I am finding the laplace inverse of the below :- $$\frac{1}{(p+2)^2(p^2+\omega^2)}$$
I can apply convolution theorem by taking $$f(p)=\frac{1}{(p+2)^2}, g(p)=\frac{1} {(p^2+\omega^2)}$$ and calculating the function which yield the above functions on laplace transform i.e. essentially , $$F(t)=e^{-2t}t,G(t)=\frac{\sin{\omega}t}{\omega}$$ then solve by routine integration .

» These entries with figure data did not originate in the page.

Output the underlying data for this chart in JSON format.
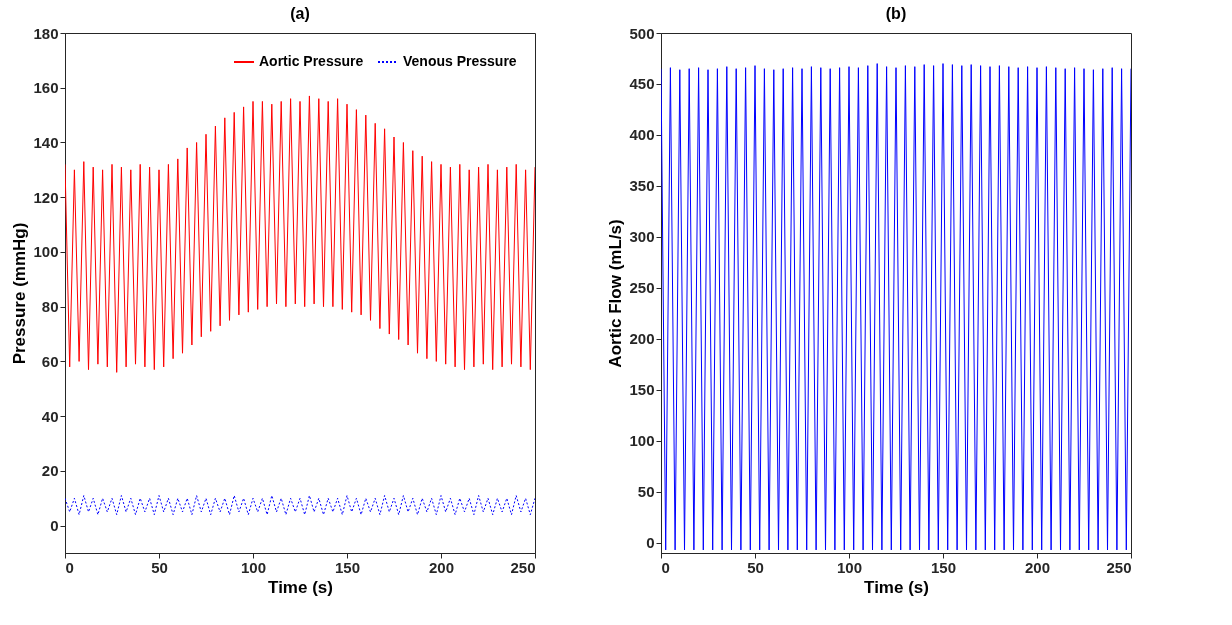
{
  "chart_data": [
    {
      "type": "line",
      "title": "(a)",
      "xlabel": "Time (s)",
      "ylabel": "Pressure (mmHg)",
      "xlim": [
        0,
        250
      ],
      "xticks": [
        0,
        50,
        100,
        150,
        200,
        250
      ],
      "ylim": [
        -10,
        180
      ],
      "yticks": [
        0,
        20,
        40,
        60,
        80,
        100,
        120,
        140,
        160,
        180
      ],
      "legend": "top right",
      "x": [
        0,
        2.5,
        5,
        7.5,
        10,
        12.5,
        15,
        17.5,
        20,
        22.5,
        25,
        27.5,
        30,
        32.5,
        35,
        37.5,
        40,
        42.5,
        45,
        47.5,
        50,
        52.5,
        55,
        57.5,
        60,
        62.5,
        65,
        67.5,
        70,
        72.5,
        75,
        77.5,
        80,
        82.5,
        85,
        87.5,
        90,
        92.5,
        95,
        97.5,
        100,
        102.5,
        105,
        107.5,
        110,
        112.5,
        115,
        117.5,
        120,
        122.5,
        125,
        127.5,
        130,
        132.5,
        135,
        137.5,
        140,
        142.5,
        145,
        147.5,
        150,
        152.5,
        155,
        157.5,
        160,
        162.5,
        165,
        167.5,
        170,
        172.5,
        175,
        177.5,
        180,
        182.5,
        185,
        187.5,
        190,
        192.5,
        195,
        197.5,
        200,
        202.5,
        205,
        207.5,
        210,
        212.5,
        215,
        217.5,
        220,
        222.5,
        225,
        227.5,
        230,
        232.5,
        235,
        237.5,
        240,
        242.5,
        245,
        247.5,
        250
      ],
      "series": [
        {
          "name": "Aortic Pressure",
          "color": "#ff0000",
          "line_style": "solid",
          "values": [
            132,
            58,
            130,
            60,
            133,
            57,
            131,
            59,
            130,
            58,
            132,
            56,
            131,
            58,
            130,
            59,
            132,
            58,
            131,
            57,
            130,
            58,
            132,
            61,
            134,
            63,
            138,
            66,
            140,
            69,
            143,
            71,
            146,
            73,
            149,
            75,
            151,
            77,
            153,
            78,
            155,
            79,
            155,
            80,
            154,
            81,
            155,
            80,
            156,
            81,
            155,
            80,
            157,
            81,
            156,
            80,
            155,
            80,
            156,
            79,
            154,
            78,
            152,
            77,
            150,
            75,
            147,
            72,
            145,
            70,
            142,
            68,
            140,
            66,
            137,
            63,
            135,
            61,
            133,
            60,
            132,
            59,
            131,
            58,
            132,
            57,
            130,
            58,
            131,
            59,
            132,
            57,
            130,
            58,
            131,
            59,
            132,
            58,
            130,
            57,
            131
          ]
        },
        {
          "name": "Venous Pressure",
          "color": "#0000ff",
          "line_style": "dotted",
          "values": [
            10,
            5,
            10,
            4,
            11,
            5,
            10,
            4,
            10,
            5,
            10,
            4,
            11,
            5,
            10,
            4,
            10,
            5,
            10,
            4,
            11,
            5,
            10,
            4,
            10,
            5,
            10,
            4,
            11,
            5,
            10,
            4,
            10,
            5,
            10,
            4,
            11,
            5,
            10,
            4,
            10,
            5,
            10,
            4,
            11,
            5,
            10,
            4,
            10,
            5,
            10,
            4,
            11,
            5,
            10,
            4,
            10,
            5,
            10,
            4,
            11,
            5,
            10,
            4,
            10,
            5,
            10,
            4,
            11,
            5,
            10,
            4,
            11,
            5,
            10,
            4,
            10,
            5,
            10,
            4,
            11,
            5,
            10,
            4,
            10,
            5,
            10,
            4,
            11,
            5,
            10,
            4,
            10,
            5,
            10,
            4,
            11,
            5,
            10,
            4,
            10
          ]
        }
      ]
    },
    {
      "type": "line",
      "title": "(b)",
      "xlabel": "Time (s)",
      "ylabel": "Aortic Flow (mL/s)",
      "xlim": [
        0,
        250
      ],
      "xticks": [
        0,
        50,
        100,
        150,
        200,
        250
      ],
      "ylim": [
        -10,
        500
      ],
      "yticks": [
        0,
        50,
        100,
        150,
        200,
        250,
        300,
        350,
        400,
        450,
        500
      ],
      "x": [
        0,
        2.5,
        5,
        7.5,
        10,
        12.5,
        15,
        17.5,
        20,
        22.5,
        25,
        27.5,
        30,
        32.5,
        35,
        37.5,
        40,
        42.5,
        45,
        47.5,
        50,
        52.5,
        55,
        57.5,
        60,
        62.5,
        65,
        67.5,
        70,
        72.5,
        75,
        77.5,
        80,
        82.5,
        85,
        87.5,
        90,
        92.5,
        95,
        97.5,
        100,
        102.5,
        105,
        107.5,
        110,
        112.5,
        115,
        117.5,
        120,
        122.5,
        125,
        127.5,
        130,
        132.5,
        135,
        137.5,
        140,
        142.5,
        145,
        147.5,
        150,
        152.5,
        155,
        157.5,
        160,
        162.5,
        165,
        167.5,
        170,
        172.5,
        175,
        177.5,
        180,
        182.5,
        185,
        187.5,
        190,
        192.5,
        195,
        197.5,
        200,
        202.5,
        205,
        207.5,
        210,
        212.5,
        215,
        217.5,
        220,
        222.5,
        225,
        227.5,
        230,
        232.5,
        235,
        237.5,
        240,
        242.5,
        245,
        247.5,
        250
      ],
      "series": [
        {
          "color": "#0000ff",
          "line_style": "solid",
          "values": [
            465,
            -7,
            466,
            -7,
            464,
            -7,
            465,
            -7,
            466,
            -7,
            464,
            -7,
            465,
            -7,
            467,
            -7,
            465,
            -7,
            466,
            -7,
            468,
            -7,
            465,
            -7,
            464,
            -7,
            465,
            -7,
            466,
            -7,
            465,
            -7,
            467,
            -7,
            466,
            -7,
            465,
            -7,
            466,
            -7,
            467,
            -7,
            466,
            -7,
            468,
            -7,
            470,
            -7,
            467,
            -7,
            466,
            -7,
            468,
            -7,
            467,
            -7,
            469,
            -7,
            468,
            -7,
            470,
            -7,
            469,
            -7,
            468,
            -7,
            469,
            -7,
            468,
            -7,
            467,
            -7,
            468,
            -7,
            467,
            -7,
            466,
            -7,
            467,
            -7,
            466,
            -7,
            467,
            -7,
            466,
            -7,
            465,
            -7,
            466,
            -7,
            465,
            -7,
            464,
            -7,
            465,
            -7,
            466,
            -7,
            465,
            -7,
            465
          ]
        }
      ]
    }
  ]
}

But this seems a little cumbersome . Is there a better way to solve the above ?
Thanks for reading !
On
Hint:
Use Partial Fraction Decomposition
$$\dfrac1{(p^2+w^2)(p+2)^2}=\dfrac a{p+2}+\dfrac b{(p+2)^2}+\dfrac{cp+d}{p^2+w^2}$$
Multiply both sides by $(p^2+w^2)(p+2)^2$
and use the coefficients of different exponents of $p$ to find $a,b,c,d$
Finally use the standard formulae
The inverse Laplace transformation is define as $f(t)=\frac{1}{2\pi{i}}\int_{a-i\infty}^{a+i\infty}F(p)e^{pt}dp$, where integral is taken in the complex plane along some line $(a-i\infty,a+i\infty)$, where $a$ is some real number (greater than the real part of all singularities of $F(p)$) https://en.wikipedia.org/wiki/Inverse_Laplace_transform
We can close the contour, integrating along a part of the circle of big radius $R$. Integral along this circle $\to0$ at $R\to\infty$ if $|F(p)|\to 0$ at $|p|\to\infty$ ; this is the case for $F(p)=\frac{1}{(p+2)^2(p^2+\omega^2)}$
$$f(t)=\oint_C=\frac{2\pi{i}}{2\pi{i}}\sum_{\text{all poles}}Res\frac{e^{pt}}{(p+2)^2(p^2+\omega^2)}=\frac{e^{i\omega t}}{2i\omega(2+i\omega)^2}+\frac{e^{-i\omega t}}{-2i\omega(2-i\omega)^2}+\frac{d}{dp}\bigl(\frac{e^{pt}}{p^2+\omega^2}\bigr)|_{p=-2}$$ $$=\frac{1}{\omega}\Im\frac{e^{i\omega t}}{(2+i\omega)^2}+\frac{e^{-2t}}{4+\omega^2}\bigl(t+\frac{4}{4+\omega^2}\bigr)$$ $$=\frac{(4-\omega^2)\sin \omega t-4\omega\cos\omega t}{\omega(4+\omega^2)^2}+\frac{e^{-2t}}{4+\omega^2}\bigl(t+\frac{4}{4+\omega^2}\bigr)$$
Please, check.